Yeah, they credit meat for their skills, or so I’ve chosen to infer after interviewing the three awesome fellows pictured above in Austin recently (the rhythm section was conspicuously absent – perhaps acquiring meats for the band?).
“We’re avid meat eaters,” singer Ian Kenny told me. Sweet – I was sick of talking to people that preferred leafy to meaty. But Karnivool aren’t just meat eaters, they’re meat theorists. Ian told me that he’s heard a case being made that links the real acceleration in the ascent of man to the point at which we began to eat meat. Does he concur?
“Well, it’s a theory, what with the expansion of the brain and all.”
Ian, you can play the “it’s a theory I’ve heard” card all you want, but I know where you stand and I’m right there with you. But it’s not just him: Mark Hosking introduced himself to me as “Hoss,” and while I’d bet he claims that his nickname has to do with a shortening of his last name and isn’t a reference to Bonanza (the show, not the shitty steakhouse), I’m going to reject that reality and replace it with one of my own choosing. And in my reality, it’s all about the Ponderosa (the ranch in Bonanza, not the other shitty steakhouse).
So we’re all in agreement, and the greatness of Sound Awake should be added to the long list of meat’s accomplishments. As if it’s a surprise that meat had a hand in creating a record that delivers huge sound that’s still carefully crafted and beautiful, dotted with hooks that work without sounding like someone cracked open a jar of Velveeta.
The only real question, then, is when they’re in need of meat’s super powers, to which meat do they usually turn? Fillet. All three of them. Fillet. Which surprised me, frankly, as personally I prefer to select a nice fatty bastard when I peruse the steak aisle.
“Really? This isn’t about being ‘heart smart,’ is it?” I asked them.
The answer horrified me. Apparently, there are actual ads being run all over Australia that try to convince people to choose lean meats over fatty. Jeebus Crisco, what’s next? Trying to cut down on STDs by claiming masturbation is funner ‘n sex?
“It’s constant; this ‘eat lean meat’ campaign,” said Hoss.

So after begging them to select the fattiest cuts and grinds they can find the next time they hit the market, I asked them about some of the meats they’d enjoyed on their current tour. I’d already heard from their road manager that they’d eaten reindeer on an ice-breaking ferry heading to Finland; I’d also heard about the time he threw up after dusting a case of Guinness.

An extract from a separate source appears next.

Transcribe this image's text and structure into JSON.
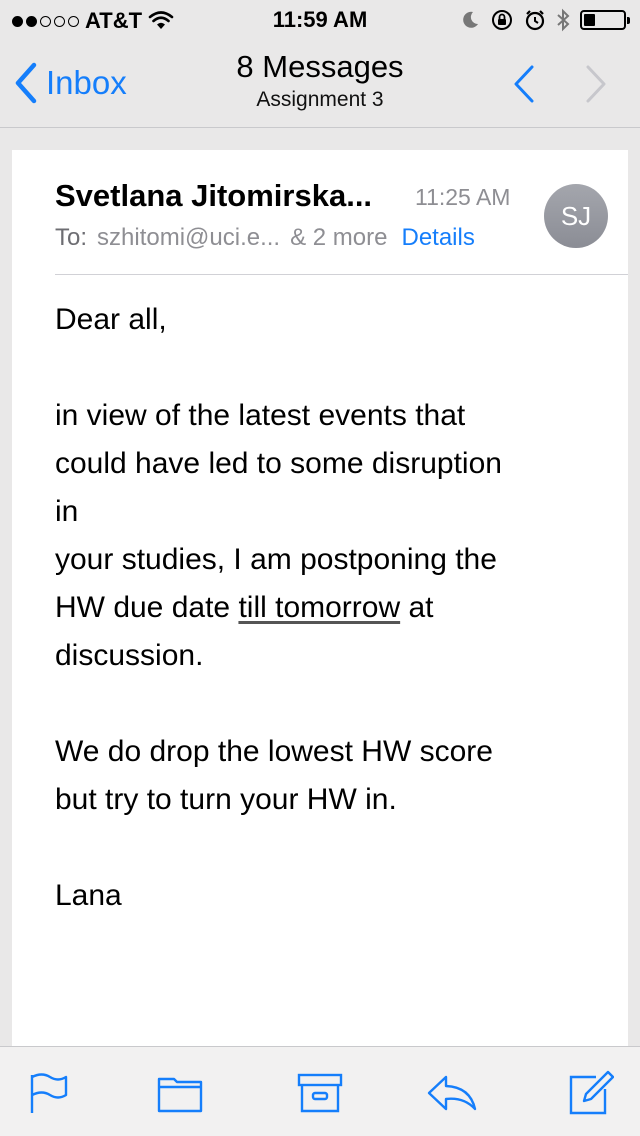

“You don’t want to do that – I scared the hell out of myself. It was fucking black.”
Sweet.
“We had the opportunity to try antelope,” Drew told me. As well as kudu, springbok and ostrich. None of which I’ve tried, which kind of pisses me off, even if the ostrich wasn’t as good as the rest according to Ian. The springbok though, they all agreed, was fantastic, so that’s on my list now. Thanks guys, like I’m gonna find any springbok at Publix.
Before we headed off on our separate ways we talked a bit about crap restaurants, a staple on most tours, and Ian told me a story about when they had dinner in Germany at, of all places, an Outback. Which is about as Australian-traditional as Foster’s (which is closer to Australian for urine than Australian for beer).
“It’s shit, of course,” he said. But even in Germany the servers take the theme seriously. “The waitress kept calling us ‘mate,’ in a German accent,” he laughed. So now an Outback in Germany is on my list too. Bastards.
Karnivool’s meat-fired album Sound Awake is brilliant and available pretty much everywhere. You need it, so go get it and listen to it with a steak and a Guinness.